Taking counsel: Buildings and Land as Separate Estates: Unification down the road?

  • 2006-11-08
  • by Elina Rubeze
In Latvia, buildings and land are generally unified into one legal estate. Sometimes, however, they are two distinct estates. While developers will ordinarily require the acquisition of a title to the land they are building upon, this is not always the case. Sometimes property development projects involve construction on land that does not belong to the developer but to a third person. As you can probably imagine, this may pose special risks.

In accordance with a law which reinstates certain parts of Latvia's 1937 Civil Law, buildings are to be recognized as "independent objects of property." This means that in certain cases the title to the buildings is under a separate estate from the title to the land below the buildings. In cases where buildings are erected on leased land which belongs to third parties, if the lease term is not less than ten years and provides the lessee's right to construct "independent objects of property" then construction may, if other applicable permits and consents are obtained, be built on leased land. The law provides that such buildings may only be deemed "independent objects of property" during the term of the land lease. Once the lease term expires, the building estates cease to be "independent" estates from the land upon which they sit. At that point, title to the buildings constructively passes to the land owner and is fused with the land estate, at least theoretically. In practice, if the parties do not agree, there may be a need to litigate the issue. In any case, this fusion of estates does not take place automatically. It requires visits to the landbook and notarized applications to transfer the title.

Upon the termination of the lease, an issue may arise as to whether the landowner is required to compensate the lessee for the construction costs and associated expenses of the buildings. A plain reading of the Civil law suggests that such obligation exists.
Where the land lease term is for a long period of time, such as for several decades, (which is not unheard of) then it is not necessarily the case that at the end of the lease, the building will retain its original value. It is not beyond the realm of possibilities that in certain cases, when the land lease expires that the building atop the land may require demolition and removal, in which case the building owner may be required to compensate the land owner for the expenses it has incurred in connection with the demolition and removal.

In the case of multi dwelling units being built upon third party land under land lease contracts, the situation may become very complicated, especially where there are subleases, and if sublessees do not meet their obligations to pay their portion of land rent, as is known to happen from time to time.

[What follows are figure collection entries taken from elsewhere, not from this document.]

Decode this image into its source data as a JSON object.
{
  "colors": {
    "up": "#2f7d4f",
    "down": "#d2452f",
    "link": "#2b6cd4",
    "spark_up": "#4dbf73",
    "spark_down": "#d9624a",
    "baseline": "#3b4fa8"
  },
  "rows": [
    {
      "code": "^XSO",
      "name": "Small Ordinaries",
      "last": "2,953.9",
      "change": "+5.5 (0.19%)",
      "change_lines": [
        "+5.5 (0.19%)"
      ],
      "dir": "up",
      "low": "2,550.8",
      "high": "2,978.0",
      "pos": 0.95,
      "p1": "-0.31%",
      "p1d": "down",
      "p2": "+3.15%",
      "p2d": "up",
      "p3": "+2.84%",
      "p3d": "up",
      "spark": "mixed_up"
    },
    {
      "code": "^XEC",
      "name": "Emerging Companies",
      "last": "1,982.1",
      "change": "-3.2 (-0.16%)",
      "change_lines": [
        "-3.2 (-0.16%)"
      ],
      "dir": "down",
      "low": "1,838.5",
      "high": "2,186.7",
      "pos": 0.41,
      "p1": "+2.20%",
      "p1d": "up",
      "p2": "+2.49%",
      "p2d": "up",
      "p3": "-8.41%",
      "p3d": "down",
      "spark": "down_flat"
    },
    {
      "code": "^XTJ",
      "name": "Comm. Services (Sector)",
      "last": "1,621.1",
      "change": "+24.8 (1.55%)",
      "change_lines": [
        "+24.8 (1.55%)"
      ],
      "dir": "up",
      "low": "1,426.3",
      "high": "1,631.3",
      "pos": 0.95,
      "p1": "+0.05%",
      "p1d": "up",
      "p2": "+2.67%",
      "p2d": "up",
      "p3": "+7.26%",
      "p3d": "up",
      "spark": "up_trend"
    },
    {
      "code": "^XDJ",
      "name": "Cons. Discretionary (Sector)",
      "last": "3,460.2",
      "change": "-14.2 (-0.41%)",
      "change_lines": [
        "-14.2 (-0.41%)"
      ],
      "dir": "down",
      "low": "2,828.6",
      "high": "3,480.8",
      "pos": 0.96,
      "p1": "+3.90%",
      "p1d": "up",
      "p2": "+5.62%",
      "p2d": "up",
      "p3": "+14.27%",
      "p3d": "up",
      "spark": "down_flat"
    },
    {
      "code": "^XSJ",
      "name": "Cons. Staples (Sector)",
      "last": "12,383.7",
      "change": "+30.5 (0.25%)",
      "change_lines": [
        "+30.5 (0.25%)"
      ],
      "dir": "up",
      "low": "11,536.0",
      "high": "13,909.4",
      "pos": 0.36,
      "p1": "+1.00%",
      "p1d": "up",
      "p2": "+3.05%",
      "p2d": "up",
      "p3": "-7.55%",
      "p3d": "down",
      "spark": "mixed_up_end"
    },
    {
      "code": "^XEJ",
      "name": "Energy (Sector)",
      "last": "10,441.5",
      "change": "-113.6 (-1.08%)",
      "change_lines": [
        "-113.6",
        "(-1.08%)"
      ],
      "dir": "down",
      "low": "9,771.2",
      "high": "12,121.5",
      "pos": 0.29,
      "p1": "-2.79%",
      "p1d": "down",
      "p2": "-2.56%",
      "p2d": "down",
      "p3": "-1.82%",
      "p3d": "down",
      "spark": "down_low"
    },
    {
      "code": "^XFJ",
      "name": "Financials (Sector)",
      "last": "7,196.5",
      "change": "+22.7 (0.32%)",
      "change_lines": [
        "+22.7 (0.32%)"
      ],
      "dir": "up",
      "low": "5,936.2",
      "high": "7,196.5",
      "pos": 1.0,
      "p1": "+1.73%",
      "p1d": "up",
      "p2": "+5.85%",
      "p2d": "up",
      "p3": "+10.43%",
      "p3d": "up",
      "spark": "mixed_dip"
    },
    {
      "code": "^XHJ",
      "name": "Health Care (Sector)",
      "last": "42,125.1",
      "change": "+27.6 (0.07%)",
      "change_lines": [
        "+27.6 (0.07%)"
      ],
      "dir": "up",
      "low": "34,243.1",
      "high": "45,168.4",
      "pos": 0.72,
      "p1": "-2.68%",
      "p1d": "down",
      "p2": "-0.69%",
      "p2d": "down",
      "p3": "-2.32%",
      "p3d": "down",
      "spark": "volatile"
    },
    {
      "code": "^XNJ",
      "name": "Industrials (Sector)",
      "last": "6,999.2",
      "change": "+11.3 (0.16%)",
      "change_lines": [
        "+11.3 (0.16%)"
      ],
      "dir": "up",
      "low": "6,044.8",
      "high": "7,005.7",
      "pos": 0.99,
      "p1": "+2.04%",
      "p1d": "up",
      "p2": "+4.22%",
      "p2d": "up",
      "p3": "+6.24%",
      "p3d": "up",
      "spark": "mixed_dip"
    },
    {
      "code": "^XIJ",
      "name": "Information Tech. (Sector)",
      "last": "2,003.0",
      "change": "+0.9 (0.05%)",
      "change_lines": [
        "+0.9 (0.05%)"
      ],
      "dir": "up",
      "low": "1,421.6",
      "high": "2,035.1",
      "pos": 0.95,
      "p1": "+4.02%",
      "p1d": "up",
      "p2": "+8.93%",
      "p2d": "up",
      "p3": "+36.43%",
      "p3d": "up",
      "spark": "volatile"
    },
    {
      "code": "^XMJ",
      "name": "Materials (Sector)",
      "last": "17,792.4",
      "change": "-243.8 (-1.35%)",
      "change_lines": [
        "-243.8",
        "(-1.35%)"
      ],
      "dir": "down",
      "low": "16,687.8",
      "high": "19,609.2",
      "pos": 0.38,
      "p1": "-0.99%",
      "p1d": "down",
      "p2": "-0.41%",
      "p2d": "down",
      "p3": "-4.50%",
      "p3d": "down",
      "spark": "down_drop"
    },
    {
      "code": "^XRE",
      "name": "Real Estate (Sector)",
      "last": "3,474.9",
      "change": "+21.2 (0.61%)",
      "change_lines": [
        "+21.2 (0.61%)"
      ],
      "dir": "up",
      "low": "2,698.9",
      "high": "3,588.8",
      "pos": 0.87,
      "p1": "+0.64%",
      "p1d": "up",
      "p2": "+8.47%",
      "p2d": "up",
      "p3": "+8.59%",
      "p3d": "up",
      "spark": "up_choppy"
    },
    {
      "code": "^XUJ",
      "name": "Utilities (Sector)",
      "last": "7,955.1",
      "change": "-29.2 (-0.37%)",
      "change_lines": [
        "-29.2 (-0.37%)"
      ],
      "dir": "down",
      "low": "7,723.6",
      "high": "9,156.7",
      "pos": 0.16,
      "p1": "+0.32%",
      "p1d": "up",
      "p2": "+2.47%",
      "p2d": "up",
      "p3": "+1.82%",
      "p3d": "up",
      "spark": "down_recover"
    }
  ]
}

Litigation in such cases may be time consuming and costly.

It would therefore ordinarily be considered wise, in order to minimize the risk of future conflicts over the issue, when concluding a lease agreement with permission to build, to stipulate in advance the mechanism for the determination of value of the building when the lease expires and the scope of compensation applicable to the lessor from the lessee or visa versa. Yet what may preempt all this is the fact that there is some discussion underway at the moment about amending the law to put an end to the separation of estates of land and buildings where such continue to exist. If the discussion turns into tangible legislative reform, the separation of distinct land and the buildings built on top of it may soon be a thing of the past.

Elina Rubeze, Associate, Kronbergs & Cukste, a member of Baltic Legal Solutions, a pan-Baltic integrated legal network of law firms which includes Teder Glikman & Partnerid in Estonia and Jurevicius, Balciunas & Bartkus in Lithuania, dedicated to providing a quality 'one-stop shop' approach to clients' needs in the Baltics.